[EDITOR'S NOTE: This case is unpublished as indicated by the issuing court.]AMENDMENT TO THE MEMORANDUM OF DECISION The court amends its Memorandum of Decision dated May 10, 1994, responding to plaintiff's Motion for Clarification of Decision dated May 19, 1994.
The court finds the issues in plaintiff's Count 2 for the plaintiff; and, finds the issues for the defendants in Counts 3 and 4 of the complaint.
Further, the court finds the issues contained in the defendant's Special Defenses for the plaintiff.
In addition, the court finds for the plaintiff as to those issues raised in the defendants' First, Second and Third Counts of their counterclaim.

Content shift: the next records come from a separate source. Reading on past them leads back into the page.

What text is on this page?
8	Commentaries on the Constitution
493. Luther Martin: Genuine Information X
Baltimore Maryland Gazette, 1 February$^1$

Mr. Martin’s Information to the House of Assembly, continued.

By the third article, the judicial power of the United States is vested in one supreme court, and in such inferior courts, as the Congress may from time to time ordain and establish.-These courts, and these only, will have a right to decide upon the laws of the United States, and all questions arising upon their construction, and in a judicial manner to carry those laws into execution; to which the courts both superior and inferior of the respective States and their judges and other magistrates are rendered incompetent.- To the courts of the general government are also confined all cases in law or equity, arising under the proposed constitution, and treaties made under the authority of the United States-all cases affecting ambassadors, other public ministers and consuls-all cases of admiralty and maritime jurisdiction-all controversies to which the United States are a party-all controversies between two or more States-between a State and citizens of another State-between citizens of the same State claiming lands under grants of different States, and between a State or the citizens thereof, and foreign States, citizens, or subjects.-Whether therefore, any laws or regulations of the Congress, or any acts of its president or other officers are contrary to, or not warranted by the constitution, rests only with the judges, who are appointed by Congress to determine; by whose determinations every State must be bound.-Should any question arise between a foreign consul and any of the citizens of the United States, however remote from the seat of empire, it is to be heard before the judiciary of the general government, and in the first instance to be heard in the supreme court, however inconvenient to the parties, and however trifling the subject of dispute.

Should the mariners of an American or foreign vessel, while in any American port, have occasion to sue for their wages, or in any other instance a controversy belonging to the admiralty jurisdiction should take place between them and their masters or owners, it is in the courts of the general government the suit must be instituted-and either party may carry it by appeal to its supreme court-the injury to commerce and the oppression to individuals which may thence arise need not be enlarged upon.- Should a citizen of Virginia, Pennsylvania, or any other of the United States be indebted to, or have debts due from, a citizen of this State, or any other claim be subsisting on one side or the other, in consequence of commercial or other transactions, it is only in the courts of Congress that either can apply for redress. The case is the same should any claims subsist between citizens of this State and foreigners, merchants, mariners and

The attorney's fees awarded by the court in its Memorandum of Decision amounts to $8,805.00. The defendants are to provide to the plaintiff warrants for 15% of the original founder's stock (of the defendant Synapse Technologies, Inc.) containing antidilution clauses, subject however, to the demand by CT Page 6188 the plaintiff for said warrants together with the tender of the appropriate fee set out in the parties' within agreement. (Exhibit A).
Said demand for warrants is to be made by plaintiff within 30 days of the date of this memorandum with defendant to comply with said demand within 15 days thereafter.
Further, the defendants are enjoined from conveying, transferring, encumbering or diluting the stock of the defendant Synapse Technologies for a period of 45 days or until the above mentioned warrants are transferred to the plaintiff which ever action first takes place.
The closing date resulting in the acquisition of the Middlebury Corporation by the defendant is determined to be March 11, 1992.